Vegas has nothing on the disappearing acts squid and other cephalopods can pull off. These creatures can blend in to their backgrounds so well it appears as if they’ve vanished, and now human cells merged with squid DNA can do the same thing.
Humans have not been able to make themselves seem invisible yet, but our species just got closer — at least in a petri dish. Scientists at UC Irvine have succeeded at genetically engineering human cells to express the light-scattering properties that camouflage squid (like the giant squid above), cuttlefish, and octopi so well that predators mistake them for rocks or seaweed. When proteins called reflectins were taken from a squid and introduced to embryonic human kidney cells, the cells were able to blend into their backgrounds in the same surreal way a squid can.
“Although many animals have evolved intrinsic transparency for the purpose of concealment, the development of dynamic, that is, controllable and reversible, transparency for living human cells and tissues has remained elusive to date,” said Atrouli Chatterjee, who led a study recently published in Nature Communications.

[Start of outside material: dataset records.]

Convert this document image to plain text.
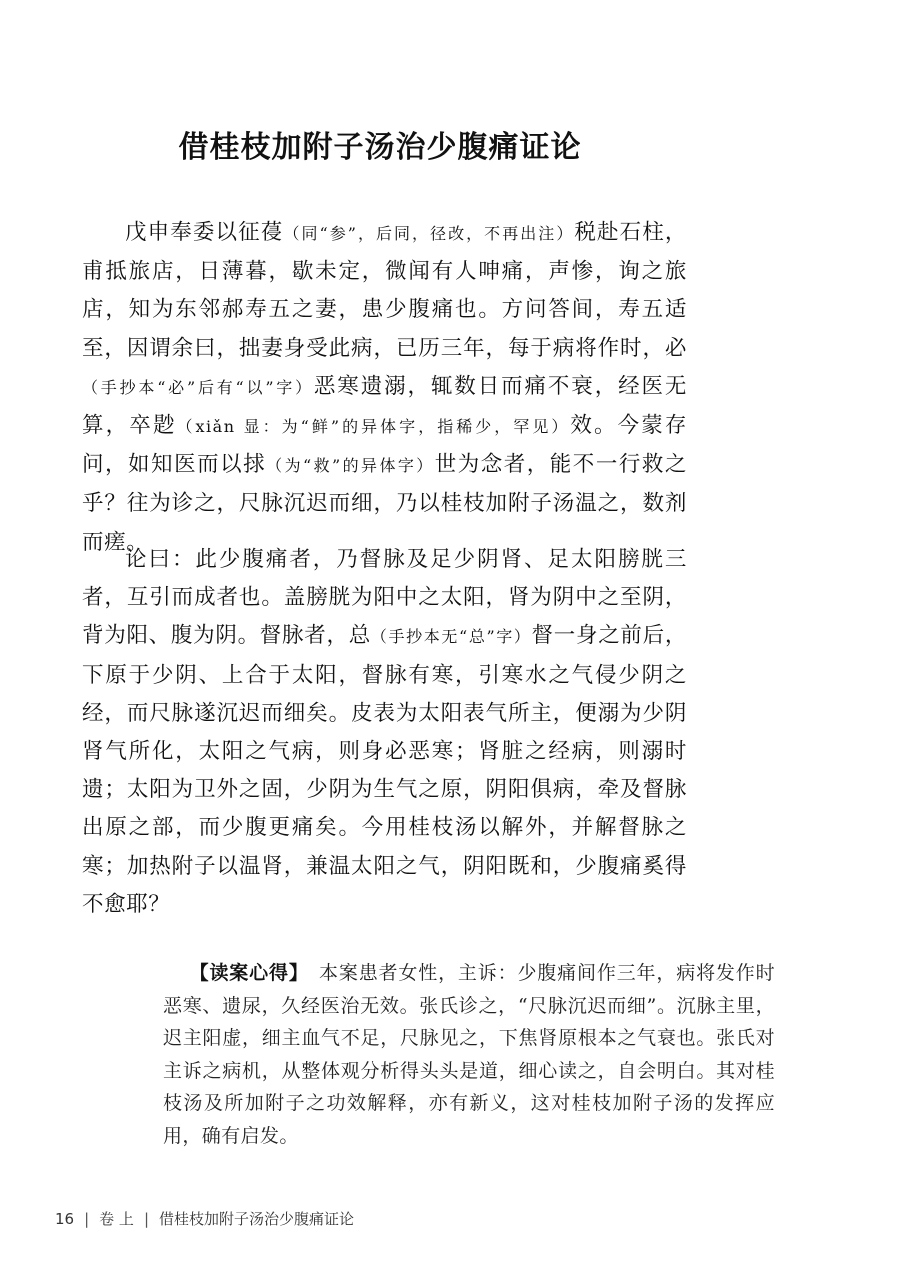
借桂枝加附子汤治少腹痛证论

戊申奉委以征葠（同“参”，后同，径改，不再出注）税赴石柱，甫抵旅店，日薄暮，歇未定，微闻有人呻痛，声惨，询之旅店，知为东邻郝寿五之妻，患少腹痛也。方问答间，寿五适至，因谓余曰，拙妻身受此病，已历三年，每于病将作时，必（手抄本“必”后有“以”字）恶寒遗溺，辄数日而痛不衰，经医无算，卒尟（xiǎn 显：为“鲜”的异体字，指稀少，罕见）效。今蒙存问，如知医而以捄（为“救”的异体字）世为念者，能不一行救之乎？往为诊之，尺脉沉迟而细，乃以桂枝加附子汤温之，数剂而瘥。

论曰：此少腹痛者，乃督脉及足少阴肾、足太阳膀胱三者，互引而成者也。盖膀胱为阳中之太阳，肾为阴中之至阴，背为阳、腹为阴。督脉者，总（手抄本无“总”字）督一身之前后，下原于少阴、上合于太阳，督脉有寒，引寒水之气侵少阴之经，而尺脉遂沉迟而细矣。皮表为太阳表气所主，便溺为少阴肾气所化，太阳之气病，则身必恶寒；肾脏之经病，则溺时遗；太阳为卫外之固，少阴为生气之原，阴阳俱病，牵及督脉出原之部，而少腹更痛矣。今用桂枝汤以解外，并解督脉之寒；加热附子以温肾，兼温太阳之气，阴阳既和，少腹痛奚得不愈耶？

【读案心得】  本案患者女性，主诉：少腹痛间作三年，病将发作时恶寒、遗尿，久经医治无效。张氏诊之，“尺脉沉迟而细”。沉脉主里，迟主阳虚，细主血气不足，尺脉见之，下焦肾原根本之气衰也。张氏对主诉之病机，从整体观分析得头头是道，细心读之，自会明白。其对桂枝汤及所加附子之功效解释，亦有新义，这对桂枝加附子汤的发挥应用，确有启发。

16 | 卷 上 | 借桂枝加附子汤治少腹痛证论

Cephalopods have evolved adaptive transparency that helps them almost instantly change their colors and patterns by manipulating light. Structures called chromatophores, iridophores, and leucophores make it possible for them to get as close to invisibility as anything on this planet can. Chromatophores are pigmented cells just under the skin that are controlled by muscles which expand and contract a sac of pigment to make color more or less visible.
The problem with chromatophores is that they cannot work alone, because their pigments can only be black, brown, orange, red, or yellow. This is where iridophores and leucophores come in. Iridophores are stacked cells that reflect light back at different wavelengths. The colors they reflect also appear different depending on which angle they are observed from. Leucophores are flat cells found deep in the skin that use “magical” proteins known as reflectins to scatter light surrounding the animal. Along with the textural morphing of bumps on the skin called papillae, a squid can visually trick a hungry shark, or anything else that might be craving calamari for dinner.
“These animals can dynamically alter how their skin transmits, absorbs, and reflects light through the functionality of unique natural optical components,” Chatterjee said.
Ironically, squid and their color-changing brethren are color-blind. Previous studies have shown that they do not respond to visual cues. Instead, they rely on the cells in their skin responding to the light around them, so they can automatically hide without even trying. No need for visual cues told the scientists that reflectins could possibly express their light-reflecting properties if transferred to other cells. They cultured human kidney cells and introduced reflectins from an opalescent inshore squid, Doryteuthis opalescens. This squid has a white stripe on its body, full of leucophores containing reflectins, that can go from opaque white to nearly transparent so predators have no idea a potential meal just passed them by.
Reflectins are disordered proteins that assemble into random shapes, which is exactly what they did while floating around in the cytoplasm of human cells. The cells also went beyond expectations to form the protein into nano-globules and distributed those blobs throughout themselves. They behaved almost like a human version of leucophores. Under a microscope and a spectroscope, the cells revealed that it really was the reflectin that had given them an ability so unreal. Adding more sodium to the solution these cells were swimming in made the cells scatter even more light.
So humans may not be able to disappear yet, but UCI scientists have created some next-generation camo material and stickers with tech that works like cephalopod cells to get humans as close as they can to being invisible.